Già. Di mio aggiungo che nel cammino abbiamo perso di vista la meta, l'obiettivo da raggiungere, o meglio, ci siamo accorti che un obiettivo non basta più, perché l'essere umano è fatto così, conosce la felicità soltanto a istanti e sazio non lo è mai, i beni materiali sono effimeri quando si mettono sul piatto della bilancia e l'unità di misura è la contentezza, la pienezza di vita.
Gino appartiene a una generazione nata povera ma con la pista segnata: bastava seguirla per arrivare soddisfatti a sera. La bicicletta, poi la moto, la macchina, le vacanze al mare o in montagna, un pezzo di giardino, la casa, una volta ogni tanto il ristorante, la pizzeria... A noi è spettata in dote l'abbondanza, con ora la paura boia di perderla e l'incapacità di trovare un'alternativa ideale, prima ancora che economica, per non sentirci dei falliti, per andare a dormire con un sogno in testa oltre che con la pancia piena. Siamo la società della conservazione, della resa, che non a caso ha valore di parola doppia: è ciò che rende e pure rinuncia alla lotta, bandiera bianca che sventola.
Gino non si è arreso, mai, ultimo dei patriarchi anche per figura. Il ricordo tra qualche anno renderà ancora più lievi le ombre e lascerà un solco distinto, preciso, pulito, rendendo vero uno dei passi in apparenza più strambi e più scomodi di Matteo, quello secondo cui "a chi ha, sarà dato e sarà nell'abbondanza; e a chi non ha, sarà tolto anche quello che ha". Chi pensa che questa non sia giustizia è un ingenuo. O non ha imparato nulla dallo scorrere della vita.

martedì 5 agosto 2014

Miele (anche un po' alle ginocchia)


Andrea, Giovanni e Nicolò all'opera
A lezioni di miele, a lezioni di vita. Ieri sera ho portato Giovanni e i suoi amici Andrea e Nicolò alla Rovall, dove erano state preparate le arnie e tutto era pronto per raccogliere ciò che centinaia di migliaia di api creano durante l'anno. Vedere i ragazzini curiosi, appassionati, increduli persino, mi ha emozionato e intenerito.

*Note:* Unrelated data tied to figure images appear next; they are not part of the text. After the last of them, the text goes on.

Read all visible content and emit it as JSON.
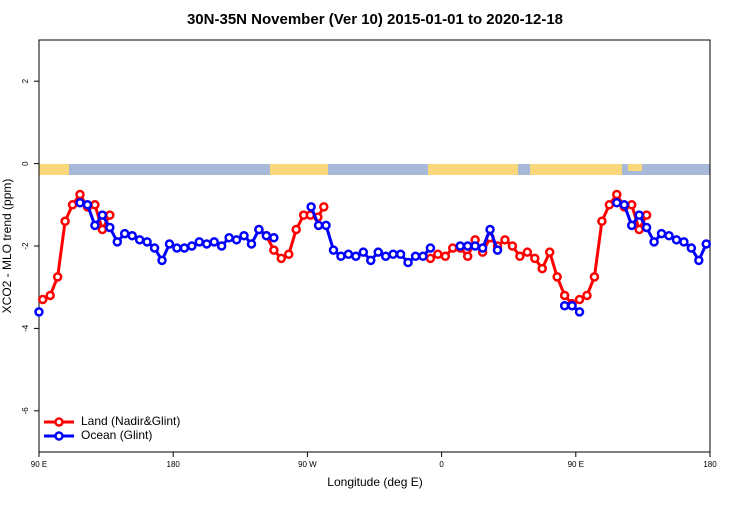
{
  "chart_data": {
    "type": "line",
    "title": "30N-35N November (Ver 10)   2015-01-01 to 2020-12-18",
    "x_label": "Longitude (deg E)",
    "y_label": "XCO2 - MLO trend (ppm)",
    "xlim": [
      90,
      540
    ],
    "xticks": [
      {
        "value": 90,
        "label": "90 E"
      },
      180,
      {
        "value": 270,
        "label": "90 W"
      },
      {
        "value": 360,
        "label": "0"
      },
      {
        "value": 450,
        "label": "90 E"
      },
      {
        "value": 540,
        "label": "180"
      }
    ],
    "ylim": [
      -7,
      3
    ],
    "yticks": [
      -6,
      -4,
      -2,
      0,
      2
    ],
    "legend": "bottom-left",
    "series": [
      {
        "name": "Land (Nadir&Glint)",
        "color": "#ff0000",
        "x": [
          92.5,
          97.5,
          102.5,
          107.5,
          112.5,
          117.5,
          122.5,
          127.5,
          132.5,
          137.5,
          null,
          237.5,
          242.5,
          247.5,
          252.5,
          257.5,
          262.5,
          267.5,
          272,
          277,
          281,
          null,
          352.5,
          357.5,
          362.5,
          367.5,
          372.5,
          377.5,
          382.5,
          387.5,
          392.5,
          397.5,
          402.5,
          407.5,
          412.5,
          417.5,
          422.5,
          427.5,
          432.5,
          437.5,
          442.5,
          447.5,
          452.5,
          457.5,
          462.5,
          467.5,
          472.5,
          477.5,
          482.5,
          487.5,
          492.5,
          497.5
        ],
        "values": [
          -3.3,
          -3.2,
          -2.75,
          -1.4,
          -1.0,
          -0.75,
          -1.05,
          -1.0,
          -1.6,
          -1.25,
          null,
          -1.6,
          -1.75,
          -2.1,
          -2.3,
          -2.2,
          -1.6,
          -1.25,
          -1.25,
          -1.3,
          -1.05,
          null,
          -2.3,
          -2.2,
          -2.25,
          -2.05,
          -2.05,
          -2.25,
          -1.85,
          -2.15,
          -1.8,
          -2.0,
          -1.85,
          -2.0,
          -2.25,
          -2.15,
          -2.3,
          -2.55,
          -2.15,
          -2.75,
          -3.2,
          -3.4,
          -3.3,
          -3.2,
          -2.75,
          -1.4,
          -1.0,
          -0.75,
          -1.05,
          -1.0,
          -1.6,
          -1.25
        ]
      },
      {
        "name": "Ocean (Glint)",
        "color": "#0000ff",
        "x": [
          90,
          null,
          117.5,
          122.5,
          127.5,
          132.5,
          137.5,
          142.5,
          147.5,
          152.5,
          157.5,
          162.5,
          167.5,
          172.5,
          177.5,
          182.5,
          187.5,
          192.5,
          197.5,
          202.5,
          207.5,
          212.5,
          217.5,
          222.5,
          227.5,
          232.5,
          237.5,
          242.5,
          247.5,
          null,
          272.5,
          277.5,
          282.5,
          287.5,
          292.5,
          297.5,
          302.5,
          307.5,
          312.5,
          317.5,
          322.5,
          327.5,
          332.5,
          337.5,
          342.5,
          347.5,
          352.5,
          null,
          372.5,
          377.5,
          382.5,
          387.5,
          392.5,
          397.5,
          null,
          442.5,
          447.5,
          452.5,
          null,
          477.5,
          482.5,
          487.5,
          492.5,
          497.5,
          502.5,
          507.5,
          512.5,
          517.5,
          522.5,
          527.5,
          532.5,
          537.5
        ],
        "values": [
          -3.6,
          null,
          -0.95,
          -1.0,
          -1.5,
          -1.25,
          -1.55,
          -1.9,
          -1.7,
          -1.75,
          -1.85,
          -1.9,
          -2.05,
          -2.35,
          -1.95,
          -2.05,
          -2.05,
          -2.0,
          -1.9,
          -1.95,
          -1.9,
          -2.0,
          -1.8,
          -1.85,
          -1.75,
          -1.95,
          -1.6,
          -1.75,
          -1.8,
          null,
          -1.05,
          -1.5,
          -1.5,
          -2.1,
          -2.25,
          -2.2,
          -2.25,
          -2.15,
          -2.35,
          -2.15,
          -2.25,
          -2.2,
          -2.2,
          -2.4,
          -2.25,
          -2.25,
          -2.05,
          null,
          -2.0,
          -2.0,
          -2.0,
          -2.05,
          -1.6,
          -2.1,
          null,
          -3.45,
          -3.45,
          -3.6,
          null,
          -0.95,
          -1.0,
          -1.5,
          -1.25,
          -1.55,
          -1.9,
          -1.7,
          -1.75,
          -1.85,
          -1.9,
          -2.05,
          -2.35,
          -1.95
        ]
      }
    ]
  }
}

A parte la loro espressione meravigliata, tre sono le cose che già sapevo, ma che ho ricordato.
Primo: l'insegnamento che viene dagli insetti e dall'evoluzione degli esseri viventi, precisi in tutto, dalla raccolta del polline al sigillare con la cera le celle, per conservare il miele al meglio, in un ambiente né troppo secco, né troppo umido.

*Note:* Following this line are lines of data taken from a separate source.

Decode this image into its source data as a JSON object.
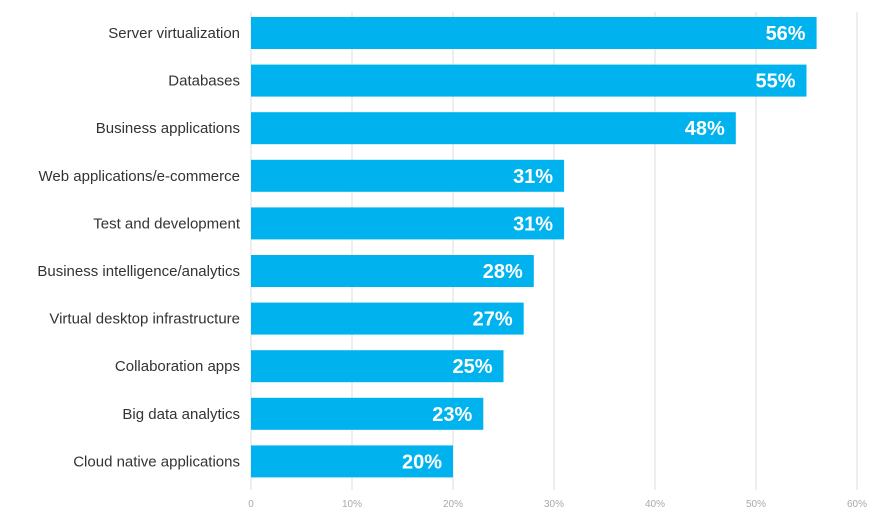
{
  "chart_data": {
    "type": "bar",
    "orientation": "horizontal",
    "categories": [
      "Server virtualization",
      "Databases",
      "Business applications",
      "Web applications/e-commerce",
      "Test and development",
      "Business intelligence/analytics",
      "Virtual desktop infrastructure",
      "Collaboration apps",
      "Big data analytics",
      "Cloud native applications"
    ],
    "values": [
      56,
      55,
      48,
      31,
      31,
      28,
      27,
      25,
      23,
      20
    ],
    "value_labels": [
      "56%",
      "55%",
      "48%",
      "31%",
      "31%",
      "28%",
      "27%",
      "25%",
      "23%",
      "20%"
    ],
    "x_ticks": [
      "0",
      "10%",
      "20%",
      "30%",
      "40%",
      "50%",
      "60%"
    ],
    "xlim": [
      0,
      60
    ],
    "grid": "vertical",
    "legend": "none",
    "bar_color": "#00b3ef",
    "grid_color": "#dcdcdc",
    "label_color": "#333333",
    "tick_color": "#a9a9a9"
  }
}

Secondo: la sapienza dell'uomo, che nei secoli ha imparato a sfruttare le risorse naturali, massimizzando i risultati con piccoli espedienti di grande efficacia. Penso ai fogli "cerati", che fanno da canovaccio ai favi e evitano di far perdere tempo alle api, oppure ai "trucchi" per invogliarle a produrre questo o quello.
Terzo: oggi è meglio di ieri e sono sempre più convinto di quanto scritto due settimane fa, cioè che il futuro ci sorrida e occorre essere positivi. Daniele mi spiegava che fino a qualche decennio fa non esistevano le arnie come si usano ora e che per ricavare il miele si usavano metodi che non davano scampo alle api. Questione di cultura, insomma, come per tutte le cose. La sensibilità infatti non si trova in natura, ma si forma, pian piano, arrivando alla meta spesso dopo aver imboccato la strada sbagliata.
P.S. A proposito di oggi che è meglio di ieri: le foreste in Europa sono il 30% in più rispetto al 1950. Un giorno neppure troppo lontano guarderemo alla seconda metà del Novecento con obiettività, riconoscendo che ha concesso una prosperità prima incredibile, ma anche oscura come ci immaginiamo gli anni che precedettero il Mille, nel Medioevo.